'Saturday Night Live' is everywhere


May 17, 1994|By David Bianculli | David Bianculli,Special to The Sun

On NBC, "Saturday Night Live" has a hand in the entire evening of prime time: Its two-hour special leads off the evening, and Phil Hartman, who said goodbye to the show last Saturday night, is interviewed tonight on "Dateline NBC." The evening's biggest draw, though, is the season finale of "NYPD Blue."

* "Saturday Night Live Presents President Clinton's All-Time Favorites." (8-10 p.m., WMAR, Channel 2) -- Phil Hartman plays Mr. Clinton, whose choices here are strange but have range: You'll get to see Julia Louis-Dreyfus, for example, when she was an SNL regular. NBC.

* "Roseanne." (9-9:30 p.m., WJZ, Channel 13) -- Three players from "One Life to Live" -- Clint Ritchie, Robert S. Woods and John Loprieno -- show up on tonight's "Roseanne," which also features Roseanne Arnold in a long blond wig. ABC.

* "Search for Grace." (9-11 p.m., Ch. 10) -- Ken Wahl and Lisa Hartman play dual roles in this "Dead Again"-style mystery, which, unfortunately, has no style. A waste of time -- mine, that is. Don't make the same mistake. CBS.

* "Dateline NBC." (10-11 p.m., WMAR, Channel 2) -- Mr. Hartman is on hand here to talk about his career after "Saturday Night Live" -- which, so far, has lasted 36 hours and counting. NBC.

* "NYPD Blue." (10-11 p.m., Ch. 6) -- Last week's episode was the best so far in a very strong first season, setting the stage for this week's season finale. Kelly (David Caruso) has lost some of his nobility, Sipowicz (Dennis Franz) has wavered in his sobriety, and everyone else at the precinct is going through one change or another, from a wife's infidelity or pregnancy to guilt over shooting someone. ABC.

* "Declarations: Essays on American Ideals." (10-11 p.m., WMPT, channels 22 and 67) -- Part 1 of 3. One of the things I like most about this series of essays is that I don't like all of them. These essays on "Liberty: Freedom of Expression" include James Bernard's energetic defense of rap music, which makes sense, and professor Charles Sykes' attack on TV violence, which doesn't. Salman Rushdie's essay on free speech is the hour's highlight ("I have become a master of the Nintendo machine," says the famous recluse, somewhat surprisingly), but anyone planning to go trucking down the Information Superhighway -- or, to use the term I prefer, the Infobahn -- should stay tuned for the essay on "cyberspeech" by Grateful Dead lyricist John Perry Barlow. PBS.

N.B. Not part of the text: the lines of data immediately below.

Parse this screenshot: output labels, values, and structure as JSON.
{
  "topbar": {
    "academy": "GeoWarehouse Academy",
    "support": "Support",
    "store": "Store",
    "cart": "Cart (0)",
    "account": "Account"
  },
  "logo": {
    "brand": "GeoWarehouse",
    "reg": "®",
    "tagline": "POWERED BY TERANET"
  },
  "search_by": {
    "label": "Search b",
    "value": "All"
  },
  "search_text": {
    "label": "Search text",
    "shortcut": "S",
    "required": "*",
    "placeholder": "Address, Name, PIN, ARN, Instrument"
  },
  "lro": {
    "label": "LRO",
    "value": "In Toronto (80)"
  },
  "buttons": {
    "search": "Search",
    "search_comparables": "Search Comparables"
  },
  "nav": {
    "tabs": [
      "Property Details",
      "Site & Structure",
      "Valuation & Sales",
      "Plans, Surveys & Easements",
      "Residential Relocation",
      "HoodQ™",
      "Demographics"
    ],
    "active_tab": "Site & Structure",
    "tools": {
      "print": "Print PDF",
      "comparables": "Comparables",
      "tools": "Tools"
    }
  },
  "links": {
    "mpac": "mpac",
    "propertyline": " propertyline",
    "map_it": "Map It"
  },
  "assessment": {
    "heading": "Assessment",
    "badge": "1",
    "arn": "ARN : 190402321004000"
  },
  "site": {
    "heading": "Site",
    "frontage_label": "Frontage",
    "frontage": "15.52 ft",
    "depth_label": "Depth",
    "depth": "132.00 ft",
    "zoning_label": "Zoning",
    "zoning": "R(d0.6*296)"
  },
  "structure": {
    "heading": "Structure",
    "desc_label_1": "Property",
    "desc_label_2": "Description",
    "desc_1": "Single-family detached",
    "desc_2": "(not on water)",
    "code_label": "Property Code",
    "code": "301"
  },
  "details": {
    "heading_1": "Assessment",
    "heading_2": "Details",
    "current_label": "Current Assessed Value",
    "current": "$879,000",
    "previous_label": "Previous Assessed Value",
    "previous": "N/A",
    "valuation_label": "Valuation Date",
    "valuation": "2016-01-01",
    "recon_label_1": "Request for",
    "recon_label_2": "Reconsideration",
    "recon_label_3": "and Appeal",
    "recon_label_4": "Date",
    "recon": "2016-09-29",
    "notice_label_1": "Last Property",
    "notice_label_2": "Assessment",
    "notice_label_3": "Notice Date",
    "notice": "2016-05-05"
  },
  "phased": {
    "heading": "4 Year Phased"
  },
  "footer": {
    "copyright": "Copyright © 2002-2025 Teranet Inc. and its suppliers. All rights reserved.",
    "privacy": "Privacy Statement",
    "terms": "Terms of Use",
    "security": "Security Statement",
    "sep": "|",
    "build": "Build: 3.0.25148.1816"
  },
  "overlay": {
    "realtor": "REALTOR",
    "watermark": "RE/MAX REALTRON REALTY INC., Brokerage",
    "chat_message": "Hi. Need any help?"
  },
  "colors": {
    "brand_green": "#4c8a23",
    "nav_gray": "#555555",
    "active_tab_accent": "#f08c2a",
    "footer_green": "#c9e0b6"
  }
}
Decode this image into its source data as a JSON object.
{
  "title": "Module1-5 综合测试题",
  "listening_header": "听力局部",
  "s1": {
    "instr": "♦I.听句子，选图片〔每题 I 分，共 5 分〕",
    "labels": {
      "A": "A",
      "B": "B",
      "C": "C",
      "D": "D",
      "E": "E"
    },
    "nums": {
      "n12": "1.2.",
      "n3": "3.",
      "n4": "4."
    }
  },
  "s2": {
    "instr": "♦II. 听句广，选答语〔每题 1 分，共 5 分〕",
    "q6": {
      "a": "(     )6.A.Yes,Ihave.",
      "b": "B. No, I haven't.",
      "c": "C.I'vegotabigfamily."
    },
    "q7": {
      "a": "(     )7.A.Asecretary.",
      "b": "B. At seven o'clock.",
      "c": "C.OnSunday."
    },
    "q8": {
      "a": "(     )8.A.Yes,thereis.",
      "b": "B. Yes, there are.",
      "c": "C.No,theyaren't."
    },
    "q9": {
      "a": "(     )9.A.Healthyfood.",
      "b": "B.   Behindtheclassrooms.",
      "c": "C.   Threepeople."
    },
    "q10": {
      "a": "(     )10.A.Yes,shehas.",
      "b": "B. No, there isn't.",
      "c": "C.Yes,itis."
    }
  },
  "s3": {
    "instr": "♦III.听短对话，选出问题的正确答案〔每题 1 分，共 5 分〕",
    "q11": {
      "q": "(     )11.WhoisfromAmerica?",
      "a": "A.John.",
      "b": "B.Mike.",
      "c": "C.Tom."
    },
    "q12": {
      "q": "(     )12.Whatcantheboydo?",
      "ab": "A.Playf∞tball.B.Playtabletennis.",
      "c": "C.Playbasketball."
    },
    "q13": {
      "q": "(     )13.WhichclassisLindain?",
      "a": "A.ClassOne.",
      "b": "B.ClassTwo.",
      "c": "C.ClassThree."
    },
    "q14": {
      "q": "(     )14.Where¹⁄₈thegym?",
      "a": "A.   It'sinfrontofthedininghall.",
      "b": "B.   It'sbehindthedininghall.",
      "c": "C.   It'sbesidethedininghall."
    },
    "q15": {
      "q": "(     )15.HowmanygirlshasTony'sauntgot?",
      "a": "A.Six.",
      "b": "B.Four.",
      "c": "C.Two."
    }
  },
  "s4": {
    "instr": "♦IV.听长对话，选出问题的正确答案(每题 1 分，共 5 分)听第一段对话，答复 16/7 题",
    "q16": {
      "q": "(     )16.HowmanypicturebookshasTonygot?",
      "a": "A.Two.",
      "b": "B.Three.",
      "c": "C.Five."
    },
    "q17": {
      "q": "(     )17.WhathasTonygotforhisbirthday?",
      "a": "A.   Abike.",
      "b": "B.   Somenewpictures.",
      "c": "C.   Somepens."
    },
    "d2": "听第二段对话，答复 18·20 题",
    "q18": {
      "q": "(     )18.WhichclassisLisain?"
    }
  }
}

* "Nightline." (11:35 p.m.-12:05 a.m., WJZ, Channel 13) -- The dairies of H.R. Haldeman are examined in tonight's edition. ABC.


* "Nick News Special Edition: 'Stranger Danger.' " (8-8:30 p.m., NIK) -- "In talking to kids," Linda Ellerbee says at the start of this special, "we discovered that what the fear of nuclear war was to kids my age, the fear of abduction is to kids today." This show takes a look at how kids can deal with the fear, and the reality, including good advice about code words and a visit with a young girl who escaped a would-be abductor by faking an asthma attack. "That's cool," Ms. Ellerbee says.